To get to reality, you need to supplement this theoretical framework with experiment - there's no other way around it. The Michelson-Morley experiment is, of course, the simplest piece of evidence to put in that slot, but in the intervening century we have made plenty of other experiments that fit the bill. From a purely mechanical perspective, the LHC routinely produces $7\:\mathrm{TeV}$ protons, which would speed at about $120c$ in Newtonian mechanics: it is very clear that $c$ is a universal speed limit, because we try to accelerate things faster and faster, but (regardless of how much kinetic energy they hold) they never go past $c$.

If you want something from further back, this is precisely the reason we developed the isochronous cyclotron in the late 1930s and then switched to synchrotrons back in the 1950s - cyclotrons require particles to keep in sync with the driving voltage, but if they approach the speed of light they can no longer go fast enough to keep up. We have upwards of eighty years of history of being able to mechanically push things to relativistic regimes.

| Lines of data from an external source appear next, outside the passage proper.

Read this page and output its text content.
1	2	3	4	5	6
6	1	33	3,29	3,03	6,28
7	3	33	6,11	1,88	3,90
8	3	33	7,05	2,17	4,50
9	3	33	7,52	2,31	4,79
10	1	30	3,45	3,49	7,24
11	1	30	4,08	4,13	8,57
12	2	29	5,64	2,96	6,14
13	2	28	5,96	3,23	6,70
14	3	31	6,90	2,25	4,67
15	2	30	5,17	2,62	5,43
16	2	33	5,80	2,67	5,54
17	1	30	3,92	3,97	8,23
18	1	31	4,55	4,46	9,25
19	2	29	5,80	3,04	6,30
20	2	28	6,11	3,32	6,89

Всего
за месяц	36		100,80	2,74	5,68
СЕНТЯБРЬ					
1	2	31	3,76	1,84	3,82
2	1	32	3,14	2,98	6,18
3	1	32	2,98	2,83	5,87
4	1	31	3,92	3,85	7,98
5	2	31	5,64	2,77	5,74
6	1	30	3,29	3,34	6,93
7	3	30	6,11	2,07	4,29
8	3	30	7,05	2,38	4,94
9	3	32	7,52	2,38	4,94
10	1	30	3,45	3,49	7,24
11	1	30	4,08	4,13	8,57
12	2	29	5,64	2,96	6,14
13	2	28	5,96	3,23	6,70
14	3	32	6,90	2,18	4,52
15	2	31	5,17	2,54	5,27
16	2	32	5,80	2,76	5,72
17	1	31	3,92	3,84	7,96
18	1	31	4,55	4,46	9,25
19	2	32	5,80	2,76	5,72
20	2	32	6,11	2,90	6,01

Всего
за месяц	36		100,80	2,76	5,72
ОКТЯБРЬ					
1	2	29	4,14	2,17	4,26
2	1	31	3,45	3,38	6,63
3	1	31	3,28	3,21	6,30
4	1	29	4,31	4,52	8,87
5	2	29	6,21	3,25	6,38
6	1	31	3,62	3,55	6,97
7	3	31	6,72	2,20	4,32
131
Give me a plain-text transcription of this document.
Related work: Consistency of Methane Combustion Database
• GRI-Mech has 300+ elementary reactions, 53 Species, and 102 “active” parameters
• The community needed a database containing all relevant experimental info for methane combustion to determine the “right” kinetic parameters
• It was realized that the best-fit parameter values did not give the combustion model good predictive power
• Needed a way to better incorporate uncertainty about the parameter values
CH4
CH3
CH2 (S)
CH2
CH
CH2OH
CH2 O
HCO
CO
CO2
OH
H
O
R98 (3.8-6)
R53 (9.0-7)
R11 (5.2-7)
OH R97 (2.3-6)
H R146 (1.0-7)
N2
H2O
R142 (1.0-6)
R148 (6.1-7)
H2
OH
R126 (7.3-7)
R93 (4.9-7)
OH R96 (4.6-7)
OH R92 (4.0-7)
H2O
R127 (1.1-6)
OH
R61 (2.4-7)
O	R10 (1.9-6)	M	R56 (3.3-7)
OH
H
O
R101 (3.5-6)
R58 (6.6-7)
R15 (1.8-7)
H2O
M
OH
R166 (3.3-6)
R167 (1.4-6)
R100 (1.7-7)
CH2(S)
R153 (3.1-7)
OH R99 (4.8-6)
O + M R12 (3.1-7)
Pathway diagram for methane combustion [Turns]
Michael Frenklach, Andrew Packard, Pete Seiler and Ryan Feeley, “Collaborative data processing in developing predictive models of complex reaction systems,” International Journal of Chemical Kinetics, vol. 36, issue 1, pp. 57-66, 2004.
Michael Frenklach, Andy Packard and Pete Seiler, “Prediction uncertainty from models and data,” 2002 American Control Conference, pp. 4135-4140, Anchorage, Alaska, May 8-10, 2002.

If you wish for an answer inscribed within "experimental physics as of 1888, minus the Michelson-Morley result" then, as I said, the symmetry properties of electromagnetism (which are directly compatible with SR as derived from $v\ll c$ experiments, but require aether theories to make sense in galilean relativity) were plenty to convince Einstein that SR was the right choice.


Edit:

As pointed out in a comment, Einstein's original paper does make some reference to Michelson-Morley(-type) experiments, in his second paragraph:

Examples [like the reciprocal electrodynamic action of a magnet and a conductor], together with the unsuccessful attempts to discover any motion of the earth relatively to the “light medium,” suggest that the phenomena of electrodynamics as well as of mechanics possess no properties corresponding to the idea of absolute rest.

However, apart from this small nod, he makes no substantive references to the aether or its equivalents: the paper starts with the relativity postulates (based on the constancy of the speed of light), uses those to construct special relativity (as pertains transformations between moving frames, and so on), and then builds his case for it on the transformation properties of the equations of electromagnetism: these provide the deeper fundamental insight that underlies the symmetry of analysis of electromagnetic situations performed on different moving frames of reference.